Department of Animal Genetics, Breeding and Reproduction, South China Agricultural University, The New Building of College of Animal Science, Room 315, Guangzhou, 510642, Guangdong, People's Republic of China.
Transgenic Res. 2013 Dec;22(6):1107-18. doi: 10.1007/s11248-013-9729-0. Epub 2013 Jul 16.
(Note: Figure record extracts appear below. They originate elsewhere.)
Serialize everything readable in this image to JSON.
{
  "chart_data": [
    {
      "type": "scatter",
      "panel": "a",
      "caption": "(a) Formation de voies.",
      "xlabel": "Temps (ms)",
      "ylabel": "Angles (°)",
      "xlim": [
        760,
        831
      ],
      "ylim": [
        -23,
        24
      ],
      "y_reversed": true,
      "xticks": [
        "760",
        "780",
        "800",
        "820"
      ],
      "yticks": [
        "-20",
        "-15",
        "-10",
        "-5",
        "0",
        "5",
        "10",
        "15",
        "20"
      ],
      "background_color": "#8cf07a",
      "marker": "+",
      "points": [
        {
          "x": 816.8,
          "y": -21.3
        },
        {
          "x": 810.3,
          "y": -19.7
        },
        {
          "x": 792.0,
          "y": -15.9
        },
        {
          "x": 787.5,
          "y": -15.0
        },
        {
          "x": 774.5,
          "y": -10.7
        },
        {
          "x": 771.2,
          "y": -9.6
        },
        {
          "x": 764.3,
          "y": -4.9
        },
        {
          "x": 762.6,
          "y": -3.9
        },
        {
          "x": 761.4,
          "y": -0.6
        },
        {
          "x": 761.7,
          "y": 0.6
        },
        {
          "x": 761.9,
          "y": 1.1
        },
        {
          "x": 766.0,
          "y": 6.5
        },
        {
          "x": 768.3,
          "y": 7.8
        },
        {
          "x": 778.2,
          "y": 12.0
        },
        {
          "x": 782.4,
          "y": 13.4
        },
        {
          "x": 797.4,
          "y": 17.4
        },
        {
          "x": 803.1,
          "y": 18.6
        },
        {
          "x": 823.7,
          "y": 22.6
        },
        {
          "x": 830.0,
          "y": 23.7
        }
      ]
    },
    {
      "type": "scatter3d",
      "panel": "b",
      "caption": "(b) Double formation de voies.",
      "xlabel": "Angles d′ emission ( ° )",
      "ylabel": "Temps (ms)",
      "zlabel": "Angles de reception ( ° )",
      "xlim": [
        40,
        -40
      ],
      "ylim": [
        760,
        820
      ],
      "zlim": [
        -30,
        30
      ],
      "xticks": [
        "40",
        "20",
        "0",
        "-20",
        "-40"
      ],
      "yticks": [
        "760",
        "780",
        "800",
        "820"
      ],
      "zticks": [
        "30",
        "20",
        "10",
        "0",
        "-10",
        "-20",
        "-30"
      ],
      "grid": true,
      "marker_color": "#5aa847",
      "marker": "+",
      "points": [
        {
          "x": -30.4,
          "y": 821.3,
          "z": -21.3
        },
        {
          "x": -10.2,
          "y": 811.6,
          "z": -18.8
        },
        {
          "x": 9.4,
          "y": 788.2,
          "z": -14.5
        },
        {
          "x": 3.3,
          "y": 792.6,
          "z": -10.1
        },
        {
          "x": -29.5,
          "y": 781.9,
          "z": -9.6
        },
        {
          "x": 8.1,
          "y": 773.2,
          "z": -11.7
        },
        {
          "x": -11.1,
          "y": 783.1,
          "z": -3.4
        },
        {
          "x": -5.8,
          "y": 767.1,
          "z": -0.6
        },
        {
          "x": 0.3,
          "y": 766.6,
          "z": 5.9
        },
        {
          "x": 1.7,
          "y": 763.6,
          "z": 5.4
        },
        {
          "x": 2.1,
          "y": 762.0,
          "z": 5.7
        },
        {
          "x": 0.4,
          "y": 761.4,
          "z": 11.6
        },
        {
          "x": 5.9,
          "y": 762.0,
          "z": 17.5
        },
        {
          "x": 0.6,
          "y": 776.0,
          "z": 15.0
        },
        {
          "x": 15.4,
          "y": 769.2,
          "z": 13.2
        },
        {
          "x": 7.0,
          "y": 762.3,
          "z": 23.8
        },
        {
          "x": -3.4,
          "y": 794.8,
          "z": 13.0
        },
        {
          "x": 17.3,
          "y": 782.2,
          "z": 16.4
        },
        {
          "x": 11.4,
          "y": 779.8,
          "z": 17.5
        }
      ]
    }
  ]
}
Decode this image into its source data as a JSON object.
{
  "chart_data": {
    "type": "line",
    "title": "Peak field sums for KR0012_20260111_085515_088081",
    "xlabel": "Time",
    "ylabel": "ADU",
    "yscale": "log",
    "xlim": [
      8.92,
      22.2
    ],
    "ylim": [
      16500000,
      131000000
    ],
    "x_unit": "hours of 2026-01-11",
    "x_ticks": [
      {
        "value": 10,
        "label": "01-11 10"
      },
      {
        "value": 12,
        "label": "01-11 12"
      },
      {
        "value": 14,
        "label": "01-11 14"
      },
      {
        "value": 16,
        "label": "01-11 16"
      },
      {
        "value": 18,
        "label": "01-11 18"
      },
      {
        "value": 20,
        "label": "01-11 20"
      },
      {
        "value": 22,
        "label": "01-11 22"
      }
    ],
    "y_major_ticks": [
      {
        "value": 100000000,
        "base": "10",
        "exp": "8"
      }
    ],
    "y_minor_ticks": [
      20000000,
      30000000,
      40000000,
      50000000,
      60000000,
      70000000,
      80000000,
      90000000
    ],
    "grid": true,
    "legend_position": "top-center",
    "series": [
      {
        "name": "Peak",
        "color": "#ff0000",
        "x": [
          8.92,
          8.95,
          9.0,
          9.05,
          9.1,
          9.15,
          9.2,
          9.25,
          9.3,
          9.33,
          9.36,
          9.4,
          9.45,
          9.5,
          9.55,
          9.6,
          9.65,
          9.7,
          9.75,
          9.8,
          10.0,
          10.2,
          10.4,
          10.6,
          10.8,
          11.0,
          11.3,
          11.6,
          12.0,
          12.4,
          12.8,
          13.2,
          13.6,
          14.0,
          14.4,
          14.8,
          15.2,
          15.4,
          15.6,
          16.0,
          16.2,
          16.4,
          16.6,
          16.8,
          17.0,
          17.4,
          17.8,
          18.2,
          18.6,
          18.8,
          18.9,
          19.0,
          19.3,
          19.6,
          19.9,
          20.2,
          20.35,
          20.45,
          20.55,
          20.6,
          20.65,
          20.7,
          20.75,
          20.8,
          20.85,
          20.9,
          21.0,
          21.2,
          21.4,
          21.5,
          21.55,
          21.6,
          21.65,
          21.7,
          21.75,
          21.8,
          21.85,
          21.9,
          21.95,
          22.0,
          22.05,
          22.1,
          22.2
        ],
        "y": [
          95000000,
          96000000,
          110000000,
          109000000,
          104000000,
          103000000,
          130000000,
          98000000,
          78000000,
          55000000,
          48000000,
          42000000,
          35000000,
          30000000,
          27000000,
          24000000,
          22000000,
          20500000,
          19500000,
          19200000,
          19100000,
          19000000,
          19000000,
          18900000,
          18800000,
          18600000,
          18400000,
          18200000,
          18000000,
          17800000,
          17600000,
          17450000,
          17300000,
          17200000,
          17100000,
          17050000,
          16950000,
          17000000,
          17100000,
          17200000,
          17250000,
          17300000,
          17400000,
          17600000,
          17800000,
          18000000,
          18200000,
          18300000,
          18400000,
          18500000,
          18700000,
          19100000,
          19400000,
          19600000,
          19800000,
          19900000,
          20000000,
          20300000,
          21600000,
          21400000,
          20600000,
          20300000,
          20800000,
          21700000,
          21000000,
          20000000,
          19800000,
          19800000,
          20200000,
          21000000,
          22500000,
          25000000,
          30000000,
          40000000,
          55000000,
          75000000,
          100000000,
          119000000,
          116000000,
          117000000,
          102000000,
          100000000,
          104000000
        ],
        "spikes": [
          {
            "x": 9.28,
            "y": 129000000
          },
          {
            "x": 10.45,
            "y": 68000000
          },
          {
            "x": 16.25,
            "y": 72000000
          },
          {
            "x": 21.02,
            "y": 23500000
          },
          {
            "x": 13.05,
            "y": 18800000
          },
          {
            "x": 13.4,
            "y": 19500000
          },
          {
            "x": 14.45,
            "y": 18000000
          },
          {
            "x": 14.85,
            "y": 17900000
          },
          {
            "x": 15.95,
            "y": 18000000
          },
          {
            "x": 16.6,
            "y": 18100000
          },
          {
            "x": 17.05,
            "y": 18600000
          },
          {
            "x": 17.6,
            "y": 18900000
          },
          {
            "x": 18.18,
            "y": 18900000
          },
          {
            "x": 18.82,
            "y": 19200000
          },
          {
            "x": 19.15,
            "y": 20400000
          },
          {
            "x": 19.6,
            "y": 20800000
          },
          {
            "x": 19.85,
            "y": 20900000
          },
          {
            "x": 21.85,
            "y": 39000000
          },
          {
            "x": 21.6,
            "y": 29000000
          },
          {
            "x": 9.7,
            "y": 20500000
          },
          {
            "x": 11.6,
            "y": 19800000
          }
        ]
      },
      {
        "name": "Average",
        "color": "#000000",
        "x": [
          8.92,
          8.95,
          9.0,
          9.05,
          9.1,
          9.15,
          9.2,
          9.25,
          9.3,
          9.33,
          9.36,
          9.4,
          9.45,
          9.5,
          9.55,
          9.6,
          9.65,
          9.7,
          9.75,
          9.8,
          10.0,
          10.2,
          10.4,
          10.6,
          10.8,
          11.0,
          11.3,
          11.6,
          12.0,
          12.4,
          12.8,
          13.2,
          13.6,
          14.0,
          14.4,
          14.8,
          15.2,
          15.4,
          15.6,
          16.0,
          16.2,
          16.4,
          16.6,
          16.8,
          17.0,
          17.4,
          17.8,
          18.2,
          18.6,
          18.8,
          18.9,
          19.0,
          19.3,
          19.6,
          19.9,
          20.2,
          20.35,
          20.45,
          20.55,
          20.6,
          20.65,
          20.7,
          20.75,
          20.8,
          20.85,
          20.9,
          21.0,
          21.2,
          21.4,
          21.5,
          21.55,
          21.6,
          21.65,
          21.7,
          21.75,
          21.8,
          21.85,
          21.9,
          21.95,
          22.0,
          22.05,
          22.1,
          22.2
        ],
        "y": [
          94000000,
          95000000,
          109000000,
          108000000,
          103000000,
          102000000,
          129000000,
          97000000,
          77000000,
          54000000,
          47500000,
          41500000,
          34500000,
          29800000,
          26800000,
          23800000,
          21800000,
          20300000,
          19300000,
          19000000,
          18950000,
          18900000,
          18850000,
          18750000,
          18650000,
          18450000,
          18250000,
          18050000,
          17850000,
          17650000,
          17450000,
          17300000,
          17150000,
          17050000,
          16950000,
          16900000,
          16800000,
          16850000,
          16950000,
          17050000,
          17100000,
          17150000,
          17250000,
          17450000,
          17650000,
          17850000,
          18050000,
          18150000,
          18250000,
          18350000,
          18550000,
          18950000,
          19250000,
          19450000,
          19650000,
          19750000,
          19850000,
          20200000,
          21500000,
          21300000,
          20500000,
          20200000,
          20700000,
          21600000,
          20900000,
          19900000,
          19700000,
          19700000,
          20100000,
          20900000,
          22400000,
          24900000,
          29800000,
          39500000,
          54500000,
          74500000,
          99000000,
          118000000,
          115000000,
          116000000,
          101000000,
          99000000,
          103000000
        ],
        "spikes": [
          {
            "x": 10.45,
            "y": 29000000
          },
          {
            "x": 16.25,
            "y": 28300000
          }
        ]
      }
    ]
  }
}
The production of animals by somatic cell nuclear transfer (SCNT) is inefficient, with approximately 2% of micromanipulated oocytes going to term and resulting in live births. However, it is the most commonly used method for the generation of cloned transgenic livestock as it facilitates the attainment of transgenic animals once the nuclear donor cells are stably transfected and more importantly as alternatives methods of transgenesis in farm animals have proven even less efficient. Here we describe piggyBac-mediated transposition of a transgene into porcine primary cells and use of these genetically modified cells as nuclear donors for the generation of transgenic pigs by SCNT. Gene transfer by piggyBac transposition serves to provide an alternative approach for the transfection of nuclear donor cells used in SCNT.
体细胞核移植(SCNT)生产动物的效率较低,大约只有 2%的显微操作卵母细胞能发育到足月并最终产下活产仔。然而,它是最常用于克隆转基因家畜的方法,因为一旦核供体细胞稳定转染,就可以获得转基因动物,更重要的是,因为在农场动物中,其他转基因方法已被证明效率更低。在这里,我们描述了 piggyBac 介导的转基因在猪原代细胞中的转位,并使用这些基因修饰细胞作为核供体,通过 SCNT 生成转基因猪。piggyBac 转座子介导的基因转移为 SCNT 中使用的核供体细胞的转染提供了一种替代方法。